Very often companies use team building interchangeably with group bonding and a remedy for all other work issues. The “feel-good” company event is seen as an answer to “smoothening out” relationship issues or prompting all-round cooperation and renewed work commitment amongst employees.
However, according to Bruce Tuckman, team building is not meant to be “pretty” – in fact, the second phase in his forming-storming-norming-performing group development model points to conflict resolution being crucial before any group can work productively. Hence, recognising that individuals need to work despite differences, dealing with aggressive or controlling behaviour, and fostering constructive collaborative behaviour, may mean setting up communications guidelines in the office – how to give feedback or where to channel grievances.
Deconstructing employee motivation is another huge convoluted area that involves understanding the intrinsic nature of rewards, goals, and aspirations of employees. In motivation theories such as the Expectancy (Vroom’s) Model, an employee’s increased effort and performance is dependent on the employee’s trust in the transparency an organisation, and how attractive performance rewards are.
Other motivation theories like Hackman and Oldham’s Job Characteristics Model and Herzberg's Motivator-Hygiene factor theory examines intrinsic motivation and job satisfaction relating to job design, job enrichment, and job motivation.
So, if management or HR wants to examine employee grouses, lack of interest or initiative, the direction is to “discover” and understand their people through surveys or focus group discussions. However, some managers see the discovery route akin to opening “a can of worms” – and dread that the discovery may lead to inadequacies or shortcomings in job design, company polices – even worse, overall company culture.

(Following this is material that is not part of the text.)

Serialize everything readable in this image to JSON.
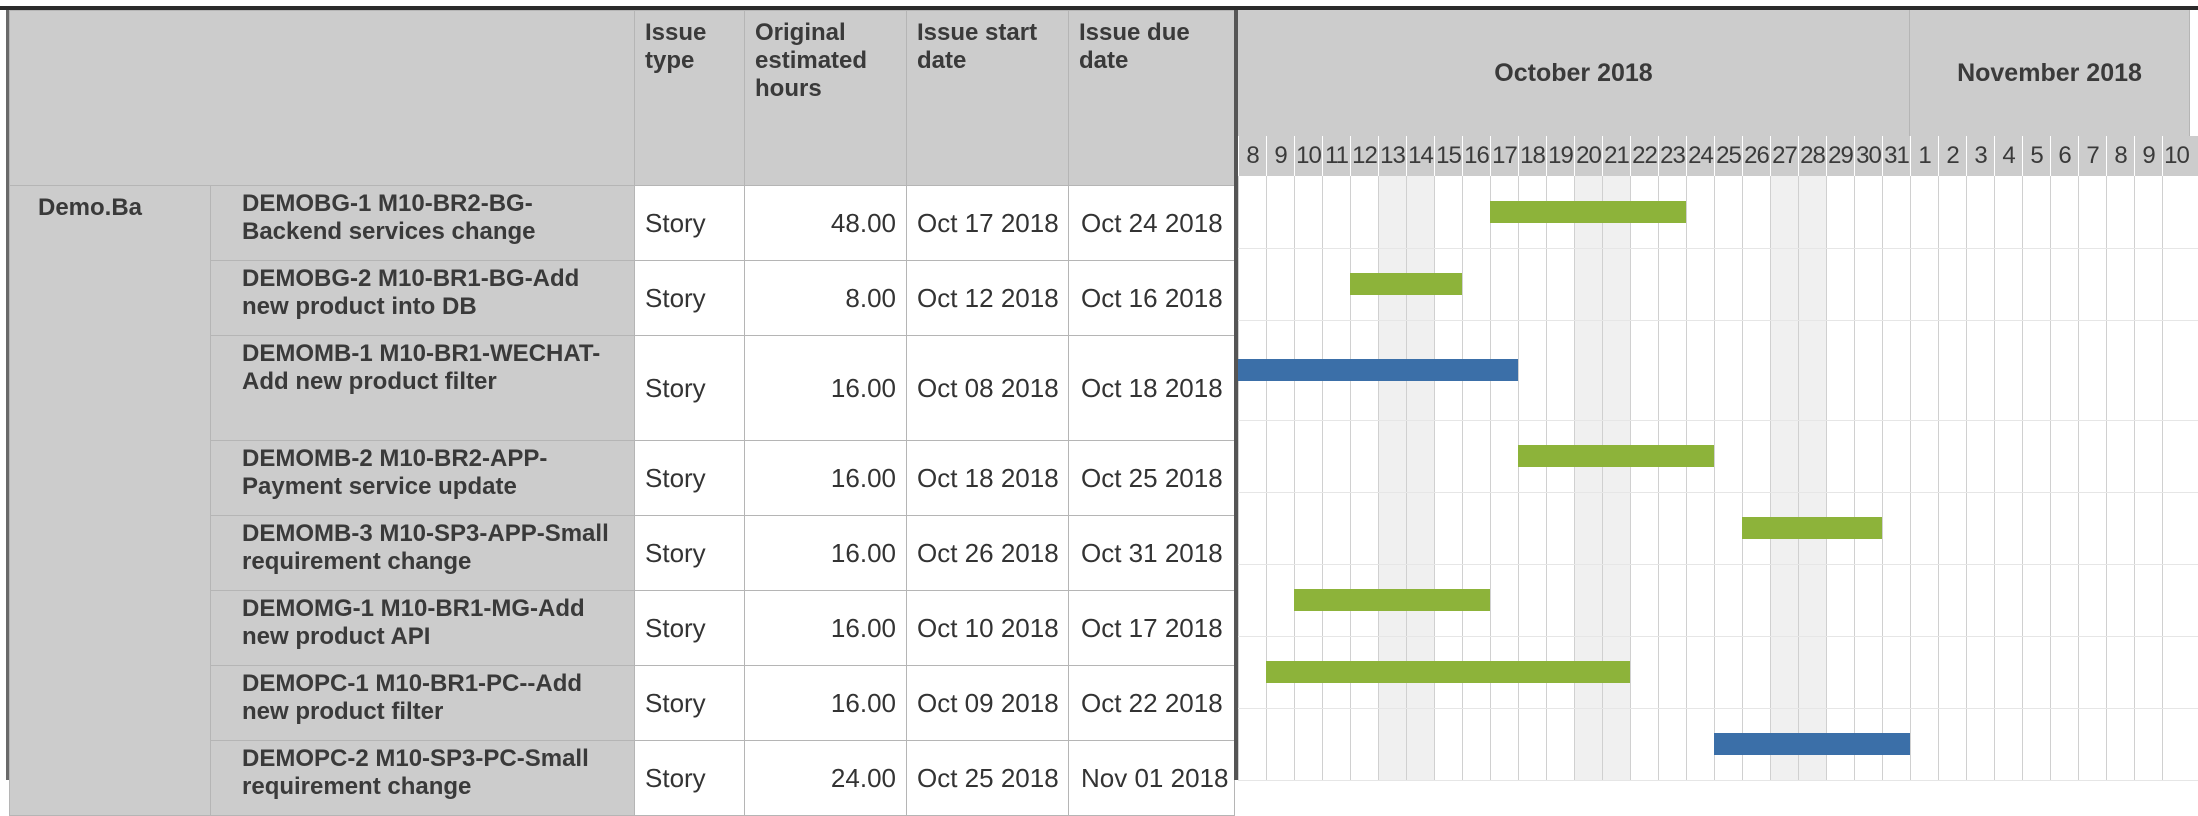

When it comes to whether to undertake the discovery method or not, one must consider the long-term consequences of not addressing employee issues. Surprisingly, solutions to employee grouses may not even cost the company a cent, and workable solutions are provided by employees themselves.
At a certain local theme park in Singapore that went out of operations many years ago, it faced an issue concerning the job title of its theme park employees in operations. Many of them were mature individuals with barely complete GCE ‘O’ Level qualifications. The senior employees felt they could not live up to the job title of “Guest Relations Officer” and would be compared by theme park guests as less trained and less qualified to workers in the bigger theme parks and the hotels.
The senior employees came up with an alternative job title – “Theme Park Coordinators” which they felt reflected more accurately the work they did around the park – they did various jobs like cashiering, cleaning, preparing packaged food and drinks, and leading short tours – all of which were general and not specialised. Because of that, they happily wore their name tags with the abbreviations of TPC confident that the theme park guests would not compare them to other service staff with specialised skills.
A company outing to foster good relationship amongst staff members is a wonderful gesture of an extrinsic reward. Digging into the inner psyche of employees may be more difficult, but it would mean a big difference between employee satisfaction, productivity, unnecessary turnover, and ultimately lower company profits.